Suriye’de yaşanan savaşla birlikte Antep’e gelen Suriyelilerin sayısının 400 bine ulaştığı belirtiliyor. Hükümetin hiçbir önlem almaması, gelen mültecilere sağlıklı barınma koşulları yaratmamasının ardından ortaya çıkan durum, Antep’teki yaşamın her alanında hissedilen bir Suriyeliler gerçeğini ortaya çıkardı. Mülteci akınını fırsat bilen ev sahiplerinin, kiraları arttırmasıyla ortaya çıkan barınma sorunu, patronların ucuz iş gücü olmalarını fırsat bilerek Anteplilerin karşısına “Suriyeli işsizler” kozuyla çıkmasına kadar her süreçte hayatlarına yeni sorunlar eklenen Anteplilerin öfkesi, Suriyeli mültecilere yöneldi ve bu zaman zaman patladı.

Önce münferit sayılabilecek birkaç olayın, halk arasında çeşitli söylentiler de –tecavüz ve taciz gibi- eklenerek yayılması, ardından da mültecilerin daha yoğun kaldığı mahallelerde çıkan kavgalar, polisin müdahalesiyle durdurulan linç girişimlerine kadar vardı. Oysa eylemcilere, konuşması esnasında emniyet müdür yardımcısının da ağzından teyit edilen bilgiye göre, “Suriyelilerin karıştığı hiçbir tecavüz olayı” söz konusu değildi.

İnternet üzerinden yapılan çağrıların kışkırtıcı dili ve hızla yayılan ‘Suriyeliler gönderilecek’ söylentileri, özellikle emekçi semtlerin birinci gündemi haline geldi. “Ev bulamaz olduk, kiralarımız arttı”, “İşimizi kaybediyoruz”, “O kadar ucuza çalışıyorlar ki patronlar bizi çıkarıp onları almakla tehdit ediyor” gibi söylemler, işçiler arasında en çok dile gelen şikayetler. İşçi ve emekçilerin bu şikayetleri, üç yıldır Antep’te en görünür sorunlar haline geldi.

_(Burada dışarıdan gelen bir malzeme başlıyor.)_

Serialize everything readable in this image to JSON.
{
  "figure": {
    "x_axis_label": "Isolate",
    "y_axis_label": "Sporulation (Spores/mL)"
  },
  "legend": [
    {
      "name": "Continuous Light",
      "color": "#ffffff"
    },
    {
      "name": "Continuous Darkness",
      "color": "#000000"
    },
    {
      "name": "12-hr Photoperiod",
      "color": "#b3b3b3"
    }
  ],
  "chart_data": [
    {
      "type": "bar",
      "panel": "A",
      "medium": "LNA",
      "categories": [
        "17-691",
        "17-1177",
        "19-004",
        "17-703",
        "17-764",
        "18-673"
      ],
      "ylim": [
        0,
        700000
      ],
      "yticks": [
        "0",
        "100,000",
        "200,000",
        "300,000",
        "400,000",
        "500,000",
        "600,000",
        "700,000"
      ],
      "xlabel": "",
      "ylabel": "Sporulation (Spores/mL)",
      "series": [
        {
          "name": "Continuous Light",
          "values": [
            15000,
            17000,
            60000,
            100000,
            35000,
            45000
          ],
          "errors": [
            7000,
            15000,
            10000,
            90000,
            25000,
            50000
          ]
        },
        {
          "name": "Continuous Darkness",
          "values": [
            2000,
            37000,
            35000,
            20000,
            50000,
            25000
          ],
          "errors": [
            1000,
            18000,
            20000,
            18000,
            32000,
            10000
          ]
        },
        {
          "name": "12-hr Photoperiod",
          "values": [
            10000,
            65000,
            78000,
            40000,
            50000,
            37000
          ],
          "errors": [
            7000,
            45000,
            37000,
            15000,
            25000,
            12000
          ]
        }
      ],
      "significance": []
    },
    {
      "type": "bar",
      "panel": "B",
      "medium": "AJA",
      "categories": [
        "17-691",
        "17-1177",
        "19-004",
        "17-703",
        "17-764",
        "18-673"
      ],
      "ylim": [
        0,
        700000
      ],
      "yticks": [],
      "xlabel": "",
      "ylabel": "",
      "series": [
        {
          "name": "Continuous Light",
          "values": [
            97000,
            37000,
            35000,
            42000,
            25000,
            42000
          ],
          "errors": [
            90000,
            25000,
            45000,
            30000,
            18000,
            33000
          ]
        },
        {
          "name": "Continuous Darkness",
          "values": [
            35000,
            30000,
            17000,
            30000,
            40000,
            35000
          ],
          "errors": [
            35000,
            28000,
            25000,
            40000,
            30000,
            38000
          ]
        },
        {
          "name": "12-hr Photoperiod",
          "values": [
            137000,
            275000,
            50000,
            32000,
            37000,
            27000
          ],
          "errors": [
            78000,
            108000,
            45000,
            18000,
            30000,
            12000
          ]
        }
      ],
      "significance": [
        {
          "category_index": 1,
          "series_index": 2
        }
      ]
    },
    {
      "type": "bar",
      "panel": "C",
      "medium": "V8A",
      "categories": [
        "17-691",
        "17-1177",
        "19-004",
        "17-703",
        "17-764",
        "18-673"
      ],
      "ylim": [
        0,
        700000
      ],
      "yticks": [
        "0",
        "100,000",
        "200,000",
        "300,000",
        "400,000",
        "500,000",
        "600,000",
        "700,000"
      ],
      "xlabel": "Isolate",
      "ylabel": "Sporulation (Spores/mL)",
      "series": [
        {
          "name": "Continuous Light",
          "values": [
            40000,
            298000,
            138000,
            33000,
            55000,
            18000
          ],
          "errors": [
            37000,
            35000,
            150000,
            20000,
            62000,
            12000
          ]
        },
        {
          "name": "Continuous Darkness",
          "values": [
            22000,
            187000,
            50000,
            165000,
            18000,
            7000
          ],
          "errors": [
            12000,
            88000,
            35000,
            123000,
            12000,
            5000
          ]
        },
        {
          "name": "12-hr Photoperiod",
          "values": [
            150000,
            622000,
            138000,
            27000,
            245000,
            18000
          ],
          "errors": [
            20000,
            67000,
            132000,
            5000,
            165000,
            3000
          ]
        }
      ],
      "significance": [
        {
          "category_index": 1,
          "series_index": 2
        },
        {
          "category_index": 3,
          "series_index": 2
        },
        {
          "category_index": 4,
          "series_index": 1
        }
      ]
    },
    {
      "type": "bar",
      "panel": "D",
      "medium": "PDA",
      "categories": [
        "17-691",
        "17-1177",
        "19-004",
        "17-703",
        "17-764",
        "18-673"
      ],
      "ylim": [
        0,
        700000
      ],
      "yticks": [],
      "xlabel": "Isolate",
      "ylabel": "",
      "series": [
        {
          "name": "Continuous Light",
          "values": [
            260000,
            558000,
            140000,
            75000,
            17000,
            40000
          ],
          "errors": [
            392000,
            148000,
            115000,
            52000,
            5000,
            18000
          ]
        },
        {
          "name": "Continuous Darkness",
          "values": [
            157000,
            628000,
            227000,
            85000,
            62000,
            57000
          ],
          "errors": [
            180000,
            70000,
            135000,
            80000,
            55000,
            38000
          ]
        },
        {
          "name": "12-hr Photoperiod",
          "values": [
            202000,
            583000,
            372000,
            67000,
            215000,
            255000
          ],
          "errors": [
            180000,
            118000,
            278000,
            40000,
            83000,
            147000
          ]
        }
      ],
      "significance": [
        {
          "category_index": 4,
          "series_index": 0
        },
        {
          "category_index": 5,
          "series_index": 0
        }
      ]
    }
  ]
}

Fakat şu ana kadar AKP Hükümeti ve aynı partinin belediye başkanları tarafından “Anteplinin misafirperverliğinden” öte bir açıklama yapılmadığı gibi, barınma sorununa ve mültecilerin çalışma koşullarına dair de herhangi bir çözüm bulunmadı.

Yüz binlerce Suriyelinin bir kısmı kayıt dışı ve ucuz iş gücü olarak hayatlarını sürdürürken, bir kısmı da halen sokaklarda yatıp kalkarak yaşamaya çalışıyor. Zaten ev bulabilenler de dükkandan ya da kömürlükten bozma odalarda birkaç aile kalmak zorunda. Hiç kimse bu insanlık dışı koşulların nereye kadar süreceğini bilmiyor.

Bir yandan emek sürecine ucuz iş gücü olarak dahil olan, bir yandan da en az patronlar kadar ev sahiplerinin de fırsatçılığıyla 200 liralık evlerde 400-500 liraya kalmak zorunda kalan Suriyeliler, şimdi de bulundukları her yerde linç tehlikesiyle karşı karşıyalar.